What Other Preachers are saying about
The Pastor's Helper
[Note: Of course this is not to be taken seriously. If you have a problem with this, LIGHTEN UP A LITTLE!!. If you have any pictures of other famous preachers (fully clothed) please send them to me via e-mail: Barry L. Davis]
"I've got to tell you brother, I luuuuvv the Pastor's Helper! You remember when I had to have the plastic surgery don't you brother? I had been crying over all the prayer requests for so long that the ink stained my cheeks and it wouldn't come off. I had to go to the surgeon to have the stains removed. Well, I was moved in a similar way while accessing the Pastor's Helper website. I was so moved by the sermons that I got up right close to the computer screen. As I began to cry radiation began to connect with my tears and it began to melt my face and uncurl my hair. But I'm not mad at you brother Barry. Because, miracle of miracles, that radiation helped me to speak in an unknown tongue. And it was not the usual angel language I have manifested so often on my TV program. It was the tongue of the aliens who were following the Hale Bopp comet! Oh, my, it's starting again....bleep...chhhrrracchswitzmotss...spluutzz ...haaaawwwkkkkinggo....."
"Barry, I cannot begin to tell you how much the Pastor's Helper has assisted me in my Crusades. If it weren't for you I don't know if I could get up in front of the crowds. How would I prepare? Who would listen? To whom could I go if not for the Pastor's Helper?"
"Let me tell you brother Barry. The anointing is upon the Pastor's Helper. I have been blowing on your screen for the last several minutes and I have felt the presence of the Lord moving from within my spirit onto your web site. I smacked my computer screen three times in lieu of a solid forehead to lay my hand into. And I tell you brother my right hand was tingling! My left foot started to sweat! And right after the anointing began to fade, I began to break into holy laughter. The point of contact had been made. [By the way brother, do you have a few dollars to spare? As you can see, I'm in bad need of a new hairdo]"
"If it weren't for the Pastor's Helper who knows where I would be today. It's not easy pastoring such a large church, authoring books, preaching on the radio, and now, being the President of a famous seminary.

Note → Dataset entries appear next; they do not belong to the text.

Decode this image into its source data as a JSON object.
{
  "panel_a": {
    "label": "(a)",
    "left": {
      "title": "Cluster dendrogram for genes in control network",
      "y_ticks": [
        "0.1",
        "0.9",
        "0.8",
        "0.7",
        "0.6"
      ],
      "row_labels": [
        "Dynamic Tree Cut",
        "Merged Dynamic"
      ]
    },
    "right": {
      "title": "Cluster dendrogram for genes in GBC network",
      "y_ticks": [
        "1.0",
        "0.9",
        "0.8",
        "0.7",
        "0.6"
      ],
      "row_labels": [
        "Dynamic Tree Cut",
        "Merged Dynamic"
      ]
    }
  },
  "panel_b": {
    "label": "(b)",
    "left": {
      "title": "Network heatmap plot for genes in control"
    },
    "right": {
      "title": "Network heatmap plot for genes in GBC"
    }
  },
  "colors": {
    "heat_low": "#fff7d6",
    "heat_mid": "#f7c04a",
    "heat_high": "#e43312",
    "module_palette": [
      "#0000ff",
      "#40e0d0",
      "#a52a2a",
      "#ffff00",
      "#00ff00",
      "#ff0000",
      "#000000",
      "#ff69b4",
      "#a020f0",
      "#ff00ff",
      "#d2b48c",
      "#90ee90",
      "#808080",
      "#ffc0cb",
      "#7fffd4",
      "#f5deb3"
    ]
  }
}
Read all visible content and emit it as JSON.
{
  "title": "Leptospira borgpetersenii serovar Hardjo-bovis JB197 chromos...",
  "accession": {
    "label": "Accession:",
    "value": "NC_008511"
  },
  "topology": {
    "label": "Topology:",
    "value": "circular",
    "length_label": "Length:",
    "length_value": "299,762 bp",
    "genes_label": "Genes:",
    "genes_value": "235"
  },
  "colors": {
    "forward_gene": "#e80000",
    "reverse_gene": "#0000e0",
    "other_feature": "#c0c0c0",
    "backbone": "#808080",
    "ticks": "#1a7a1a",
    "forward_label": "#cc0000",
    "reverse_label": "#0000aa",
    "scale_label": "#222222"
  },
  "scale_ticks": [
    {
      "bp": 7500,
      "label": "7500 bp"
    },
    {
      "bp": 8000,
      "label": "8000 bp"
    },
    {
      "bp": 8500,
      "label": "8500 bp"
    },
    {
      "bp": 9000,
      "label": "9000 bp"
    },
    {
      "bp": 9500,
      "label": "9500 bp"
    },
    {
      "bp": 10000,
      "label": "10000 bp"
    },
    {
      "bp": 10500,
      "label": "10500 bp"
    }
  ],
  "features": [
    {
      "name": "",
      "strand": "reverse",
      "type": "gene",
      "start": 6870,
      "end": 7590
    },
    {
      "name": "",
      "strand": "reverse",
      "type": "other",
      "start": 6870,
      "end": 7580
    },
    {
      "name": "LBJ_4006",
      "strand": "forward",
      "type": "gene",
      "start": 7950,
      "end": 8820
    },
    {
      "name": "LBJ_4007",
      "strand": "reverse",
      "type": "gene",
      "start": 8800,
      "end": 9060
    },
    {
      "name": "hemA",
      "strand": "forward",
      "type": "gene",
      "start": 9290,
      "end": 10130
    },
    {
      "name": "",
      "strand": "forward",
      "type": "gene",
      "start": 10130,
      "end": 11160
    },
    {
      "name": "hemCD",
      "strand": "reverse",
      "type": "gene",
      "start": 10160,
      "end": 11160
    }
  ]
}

Thank you Barry, thank you for your wonderful web site!"
"We have a saying in Georgia; 'we don't care where you pick the peach as long as it's ripe for eatin'. I've been pickin' my peaches from the Pastor's Helper. Where else could I find such insightful truths to declare from the pulpit? I am so impressed with your work, Barry. I thank you, my congregation thanks you, we love you!"
"Wow! As you know I used to be a KJV-only preacher, but after reading some of Barry's sermons on the Pastor's Helper, and seeing that they're based on the NIV, I'm seriously thinking about switching. Heck, I might even start using The Message! Or the Living Bible! Or, or, or maybe...maybe I'll even start using the New Jerusalem Bible. I've even considered using drama in the church...and praise choruses...what's...what's happening to me??? It's your fault Barry! I'm falling apart! What would John R. Rice say? Or Curtis Hutson? Will I ever be published again in the Sword of the Lord?"
"Barry, what do you say we get the Pastor's Helper on our network? I can show you how to make some big time money that'll make Oral, Benny, Rod, and both Kenneths green with envy. Here's how it'll work. Will let you preach for about five minutes, then I'll get a couple good lookin gals to sing some gospel hits, then we can have my wife come out and do twenty minutes of makeup tips. You know, she's the one who taught Tammy Faye all she knows about makeup -- only problem was, she didn't think Tammy Faye used enough. Now before we begin you've got to make some personal changes--how big can you make your hair? Can you cry on signal? Does it bother your ear to wear an electronic device so we can let you know people's ailments who are waiting in the healing line? Well, I'll check with you later--I've got an appointment with Bob Larson and Mike Warnke's on hold."